Maka istri saya pun mencoba memanja Ramli Kancil setiap ketiban perhelatan. Dia menyediakan permen, jeli, kacang atom hingga puding. Manggis dan jeruk santang mungil-mungil menantang pun pernah digodakan untuk Ramli Kancil.
“Bu, Sabtu sore kita mau jadi tuan rumah PKK kan?”
“Ya Pak, ada usulan menarik?” tanya istri saya terbuka.
“Ramli Kancil mau kamu goda lagi dengan penganan atau buah menggiurkan?” cecar saya bertubi-tubi. Ia saya tersenyum manis.
“Libur nasional Pak. Sudah tidak mendidik,” jawabannya mengandung kejengkelan.
“Berarti tidak ada menu yang lebih ekslusif untuk anak kemalan panganan itu?” tanya saya ingin tahu.
“Ada Pak, tetapi mau tak akali. Demi pemerataan. Makanan anak-anak akan kami keluarkan di tengah tamu menjelang pulang saja. Biar bisa dibawa pulang.
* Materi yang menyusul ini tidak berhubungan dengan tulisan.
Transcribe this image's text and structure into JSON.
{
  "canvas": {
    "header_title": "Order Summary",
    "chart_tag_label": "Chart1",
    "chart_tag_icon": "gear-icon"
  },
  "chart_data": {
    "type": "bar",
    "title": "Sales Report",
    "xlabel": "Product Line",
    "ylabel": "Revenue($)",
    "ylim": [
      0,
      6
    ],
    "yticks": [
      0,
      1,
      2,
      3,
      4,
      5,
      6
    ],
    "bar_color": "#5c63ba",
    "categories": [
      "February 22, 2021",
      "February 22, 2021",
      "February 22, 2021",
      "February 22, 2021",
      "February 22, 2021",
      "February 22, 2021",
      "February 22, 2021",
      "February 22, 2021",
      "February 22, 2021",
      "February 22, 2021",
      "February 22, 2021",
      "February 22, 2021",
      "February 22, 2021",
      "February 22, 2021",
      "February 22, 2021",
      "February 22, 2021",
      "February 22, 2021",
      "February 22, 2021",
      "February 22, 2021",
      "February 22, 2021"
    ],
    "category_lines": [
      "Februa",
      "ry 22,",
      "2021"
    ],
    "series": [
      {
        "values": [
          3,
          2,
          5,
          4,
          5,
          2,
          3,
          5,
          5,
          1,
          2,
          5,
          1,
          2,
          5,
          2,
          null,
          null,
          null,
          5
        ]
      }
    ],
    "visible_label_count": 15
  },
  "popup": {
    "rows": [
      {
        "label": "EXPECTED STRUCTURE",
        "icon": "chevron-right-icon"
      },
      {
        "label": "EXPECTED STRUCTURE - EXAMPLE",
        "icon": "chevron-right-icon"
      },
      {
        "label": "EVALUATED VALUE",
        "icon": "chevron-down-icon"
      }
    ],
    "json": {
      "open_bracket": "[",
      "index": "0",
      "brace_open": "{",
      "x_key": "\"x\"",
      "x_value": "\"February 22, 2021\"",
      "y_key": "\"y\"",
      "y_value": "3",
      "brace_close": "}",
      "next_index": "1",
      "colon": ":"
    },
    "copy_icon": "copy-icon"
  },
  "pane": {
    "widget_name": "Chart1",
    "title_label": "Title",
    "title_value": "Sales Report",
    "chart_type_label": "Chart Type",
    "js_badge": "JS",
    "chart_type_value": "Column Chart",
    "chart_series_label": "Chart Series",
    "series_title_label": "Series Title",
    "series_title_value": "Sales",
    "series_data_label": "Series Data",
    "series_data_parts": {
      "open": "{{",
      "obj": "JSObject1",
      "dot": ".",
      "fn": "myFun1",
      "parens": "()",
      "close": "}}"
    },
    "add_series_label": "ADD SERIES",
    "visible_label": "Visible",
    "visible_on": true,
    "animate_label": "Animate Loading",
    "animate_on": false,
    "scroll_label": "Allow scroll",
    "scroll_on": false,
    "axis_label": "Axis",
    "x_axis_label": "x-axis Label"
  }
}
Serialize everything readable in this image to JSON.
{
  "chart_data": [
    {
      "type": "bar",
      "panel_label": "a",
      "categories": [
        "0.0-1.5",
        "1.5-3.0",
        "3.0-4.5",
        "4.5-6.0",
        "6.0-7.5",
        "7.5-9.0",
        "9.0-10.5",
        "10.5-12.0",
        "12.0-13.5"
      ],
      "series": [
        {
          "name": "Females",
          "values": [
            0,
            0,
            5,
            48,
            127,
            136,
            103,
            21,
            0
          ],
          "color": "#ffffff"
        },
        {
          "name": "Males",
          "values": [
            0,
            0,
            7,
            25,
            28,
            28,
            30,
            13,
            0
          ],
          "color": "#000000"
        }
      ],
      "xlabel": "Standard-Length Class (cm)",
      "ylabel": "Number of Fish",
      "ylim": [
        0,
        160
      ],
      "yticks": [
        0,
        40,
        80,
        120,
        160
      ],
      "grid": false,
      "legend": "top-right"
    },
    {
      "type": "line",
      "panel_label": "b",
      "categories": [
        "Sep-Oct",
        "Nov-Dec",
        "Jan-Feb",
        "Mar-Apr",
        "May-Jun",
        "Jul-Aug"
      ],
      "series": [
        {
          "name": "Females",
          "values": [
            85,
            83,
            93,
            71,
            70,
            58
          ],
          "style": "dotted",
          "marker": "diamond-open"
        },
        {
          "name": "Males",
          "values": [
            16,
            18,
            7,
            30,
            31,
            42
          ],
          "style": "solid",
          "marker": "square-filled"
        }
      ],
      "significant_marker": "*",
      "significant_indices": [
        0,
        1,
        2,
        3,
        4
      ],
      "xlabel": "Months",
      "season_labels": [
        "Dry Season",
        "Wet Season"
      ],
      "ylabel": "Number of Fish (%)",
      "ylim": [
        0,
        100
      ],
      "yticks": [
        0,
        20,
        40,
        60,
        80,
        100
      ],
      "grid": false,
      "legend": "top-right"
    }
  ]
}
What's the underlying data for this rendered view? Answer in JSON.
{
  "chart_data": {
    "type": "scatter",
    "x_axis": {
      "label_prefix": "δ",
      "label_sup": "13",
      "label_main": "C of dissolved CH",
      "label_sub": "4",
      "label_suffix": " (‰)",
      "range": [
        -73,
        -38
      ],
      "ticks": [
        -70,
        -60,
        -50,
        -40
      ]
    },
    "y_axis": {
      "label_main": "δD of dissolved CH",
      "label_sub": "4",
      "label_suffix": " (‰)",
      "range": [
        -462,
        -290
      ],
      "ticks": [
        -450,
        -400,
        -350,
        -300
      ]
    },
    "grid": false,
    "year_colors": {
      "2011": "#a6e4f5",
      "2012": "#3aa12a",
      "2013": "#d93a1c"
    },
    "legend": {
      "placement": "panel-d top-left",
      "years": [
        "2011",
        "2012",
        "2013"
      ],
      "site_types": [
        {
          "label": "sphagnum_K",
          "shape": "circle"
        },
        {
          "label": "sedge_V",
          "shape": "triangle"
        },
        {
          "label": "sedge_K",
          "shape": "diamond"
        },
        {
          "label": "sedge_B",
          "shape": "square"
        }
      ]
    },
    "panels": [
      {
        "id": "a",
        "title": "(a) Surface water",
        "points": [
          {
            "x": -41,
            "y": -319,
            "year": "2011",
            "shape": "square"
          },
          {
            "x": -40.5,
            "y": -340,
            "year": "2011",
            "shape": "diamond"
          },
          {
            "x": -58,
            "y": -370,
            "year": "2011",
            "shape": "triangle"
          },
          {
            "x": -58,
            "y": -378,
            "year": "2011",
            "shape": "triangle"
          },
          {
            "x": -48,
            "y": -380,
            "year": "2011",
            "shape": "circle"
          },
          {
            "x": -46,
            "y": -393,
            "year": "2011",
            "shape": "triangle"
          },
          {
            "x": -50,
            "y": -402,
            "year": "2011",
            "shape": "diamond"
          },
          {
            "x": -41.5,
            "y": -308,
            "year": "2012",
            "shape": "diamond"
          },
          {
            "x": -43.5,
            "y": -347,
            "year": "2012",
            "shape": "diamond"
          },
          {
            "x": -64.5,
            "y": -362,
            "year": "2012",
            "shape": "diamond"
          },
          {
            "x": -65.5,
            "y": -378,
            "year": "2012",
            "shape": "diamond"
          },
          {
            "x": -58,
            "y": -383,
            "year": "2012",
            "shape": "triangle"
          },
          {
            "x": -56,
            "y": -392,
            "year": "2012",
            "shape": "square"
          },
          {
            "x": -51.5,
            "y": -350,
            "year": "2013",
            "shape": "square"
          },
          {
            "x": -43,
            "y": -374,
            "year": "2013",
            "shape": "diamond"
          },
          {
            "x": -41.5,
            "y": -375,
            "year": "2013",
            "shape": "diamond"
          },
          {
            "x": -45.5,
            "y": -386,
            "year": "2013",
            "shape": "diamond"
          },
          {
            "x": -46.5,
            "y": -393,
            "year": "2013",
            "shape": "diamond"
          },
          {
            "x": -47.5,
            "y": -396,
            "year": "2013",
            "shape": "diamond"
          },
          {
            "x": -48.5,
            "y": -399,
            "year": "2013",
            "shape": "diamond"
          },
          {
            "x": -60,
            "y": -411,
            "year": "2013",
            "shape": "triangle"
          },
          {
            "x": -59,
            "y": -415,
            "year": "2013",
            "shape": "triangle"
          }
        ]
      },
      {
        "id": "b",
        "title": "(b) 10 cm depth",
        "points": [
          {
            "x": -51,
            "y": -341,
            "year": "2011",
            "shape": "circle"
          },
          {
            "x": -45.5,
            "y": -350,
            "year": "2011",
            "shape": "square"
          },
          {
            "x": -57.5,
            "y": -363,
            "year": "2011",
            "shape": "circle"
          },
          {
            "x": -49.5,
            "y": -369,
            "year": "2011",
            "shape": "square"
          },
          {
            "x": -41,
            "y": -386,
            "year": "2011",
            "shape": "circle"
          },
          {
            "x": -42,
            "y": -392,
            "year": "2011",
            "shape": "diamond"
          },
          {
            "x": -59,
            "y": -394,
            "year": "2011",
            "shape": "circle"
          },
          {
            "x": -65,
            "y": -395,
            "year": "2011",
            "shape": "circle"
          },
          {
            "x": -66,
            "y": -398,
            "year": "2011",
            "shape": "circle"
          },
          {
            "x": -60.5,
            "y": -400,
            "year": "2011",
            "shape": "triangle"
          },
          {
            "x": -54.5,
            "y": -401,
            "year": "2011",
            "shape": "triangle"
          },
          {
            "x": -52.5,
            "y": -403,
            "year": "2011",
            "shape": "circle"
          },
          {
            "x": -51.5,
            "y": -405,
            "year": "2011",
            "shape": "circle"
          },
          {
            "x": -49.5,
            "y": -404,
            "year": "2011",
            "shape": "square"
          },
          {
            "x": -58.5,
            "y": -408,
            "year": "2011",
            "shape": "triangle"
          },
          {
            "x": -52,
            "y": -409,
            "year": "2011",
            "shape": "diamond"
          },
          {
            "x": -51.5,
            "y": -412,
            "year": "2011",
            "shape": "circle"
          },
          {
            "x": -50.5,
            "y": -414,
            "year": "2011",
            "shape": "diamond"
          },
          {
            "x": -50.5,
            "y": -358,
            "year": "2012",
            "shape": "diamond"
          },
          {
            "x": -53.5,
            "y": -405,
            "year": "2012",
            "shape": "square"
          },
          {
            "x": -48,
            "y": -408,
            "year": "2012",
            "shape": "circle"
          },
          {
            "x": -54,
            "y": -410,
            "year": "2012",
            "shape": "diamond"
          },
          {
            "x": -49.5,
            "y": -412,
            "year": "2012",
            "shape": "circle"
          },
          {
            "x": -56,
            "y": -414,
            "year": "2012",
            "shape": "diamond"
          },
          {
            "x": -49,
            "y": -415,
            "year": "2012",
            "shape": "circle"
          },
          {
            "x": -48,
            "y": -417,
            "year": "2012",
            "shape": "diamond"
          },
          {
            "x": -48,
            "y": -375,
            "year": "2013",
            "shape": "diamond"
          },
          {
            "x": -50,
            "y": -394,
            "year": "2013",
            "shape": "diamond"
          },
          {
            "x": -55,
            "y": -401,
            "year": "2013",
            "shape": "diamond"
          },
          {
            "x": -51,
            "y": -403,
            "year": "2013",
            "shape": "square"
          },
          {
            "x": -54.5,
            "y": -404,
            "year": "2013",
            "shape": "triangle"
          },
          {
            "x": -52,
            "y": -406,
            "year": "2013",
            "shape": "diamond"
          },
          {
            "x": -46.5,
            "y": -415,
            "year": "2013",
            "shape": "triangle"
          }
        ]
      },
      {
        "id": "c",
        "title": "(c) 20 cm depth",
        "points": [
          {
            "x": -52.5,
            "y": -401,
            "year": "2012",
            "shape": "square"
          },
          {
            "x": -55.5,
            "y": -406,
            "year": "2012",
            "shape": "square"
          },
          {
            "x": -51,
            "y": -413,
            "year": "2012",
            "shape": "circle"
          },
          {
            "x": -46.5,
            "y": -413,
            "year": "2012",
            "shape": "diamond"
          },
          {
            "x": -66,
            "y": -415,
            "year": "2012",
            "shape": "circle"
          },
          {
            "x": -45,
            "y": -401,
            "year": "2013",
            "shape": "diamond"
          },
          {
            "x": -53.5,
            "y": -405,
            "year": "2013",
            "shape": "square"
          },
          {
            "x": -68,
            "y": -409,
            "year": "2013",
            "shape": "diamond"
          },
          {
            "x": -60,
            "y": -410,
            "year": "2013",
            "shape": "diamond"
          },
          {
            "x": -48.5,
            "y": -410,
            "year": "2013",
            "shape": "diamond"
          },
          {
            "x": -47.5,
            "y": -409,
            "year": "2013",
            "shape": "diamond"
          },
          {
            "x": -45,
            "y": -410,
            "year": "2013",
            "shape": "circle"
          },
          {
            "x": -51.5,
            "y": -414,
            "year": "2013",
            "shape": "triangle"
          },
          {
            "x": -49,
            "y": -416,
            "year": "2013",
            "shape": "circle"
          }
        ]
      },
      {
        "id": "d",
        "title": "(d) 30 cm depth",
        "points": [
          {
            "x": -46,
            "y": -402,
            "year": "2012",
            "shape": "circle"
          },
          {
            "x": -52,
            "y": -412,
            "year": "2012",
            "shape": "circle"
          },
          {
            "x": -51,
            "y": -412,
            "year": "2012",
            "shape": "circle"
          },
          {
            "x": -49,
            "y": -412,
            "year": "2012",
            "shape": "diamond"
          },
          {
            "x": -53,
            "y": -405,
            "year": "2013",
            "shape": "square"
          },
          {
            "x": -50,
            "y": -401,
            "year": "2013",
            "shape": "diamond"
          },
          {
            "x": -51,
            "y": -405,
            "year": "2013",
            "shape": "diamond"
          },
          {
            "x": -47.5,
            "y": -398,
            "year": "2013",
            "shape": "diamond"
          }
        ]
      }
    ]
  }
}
Tidak dihabiskan Ramli Kancil,” jelasnya. Saya maklum dan tambah geli.
Hari arisan PKK yang dijanjikan tiba. Saya sebagai tuan rumah membersihkan teras yang bisa menampung peserta satu RT itu. Saya sapu dan saya pel keramiknya. Di tengah kesibukan, eh! Oknum yang tidak kami rindukan sudah datang. Mimiknya penuh selidik dan tidak sabar bertanya:
“Akan ada apa ta Pak?” tanyanya.
“Akan ada diskon di mal, mudah-mudahan,” jawab saya ngawur.
“Di sini, maksudnya, bukan di mal,” selanya terkekeh. Tambah mboseni pikir saya.
“Akan ada arisan. Kamu pilih buah dondong apa salak? Biar kayak lagu anak-anak itu?” goda saya. Ramli Kancil mlengeh.
“Gak pilih, yang empuk-empuk saja,” jawabannya mantap.
“Ya sudah kalau begitu, saya lega. Berarti konsumsinya untuk ibu-ibu saja. Jadi nanti anak-anak tidak usah ke sini ya?” terang saya. Dia nampak kebingunan. Melihat tidak ada prospek yang diharap, dia pergi tanpa pamit.
Pukul 16.00 tikar lengkap dengan minuman dan makanan sudah tersaji. Bergaya seperti Pengawas Bidang Perkulineran, Ramli Kancil nyelonong lagi ke teras rumah. Maklum, rumahnya hanya belasan meter dari rumah saya.
“Lihatlah, tak ada makanan untuk anak-anak kan?”
Celingak-celinguk dia memeriksa. Lalu tersenyum:
“Sudah, tinggalkan saja, main-main sama anak-anak sana,” usir saya. Dia pun ngeloyor pergi. Lalu tiba saatnya ibu-ibu berdatangan. Lalu acara sekitar dua jam rampung. Lalu, sebelum pulang, istri saya memberi oleh-oleh bonus untuk anak-anak mereka. Termasuk Ramli Kancil. Saya membayangkan, apa komentar ceriwisnya ketika menerima oleh-oleh yang dibawa ibunya. Mungkin saya bakal kena tuduh “pembohong”.
Ditulis oleh Budi Wahyono, penulis humor yang tinggal di pinggiran kota Semarang.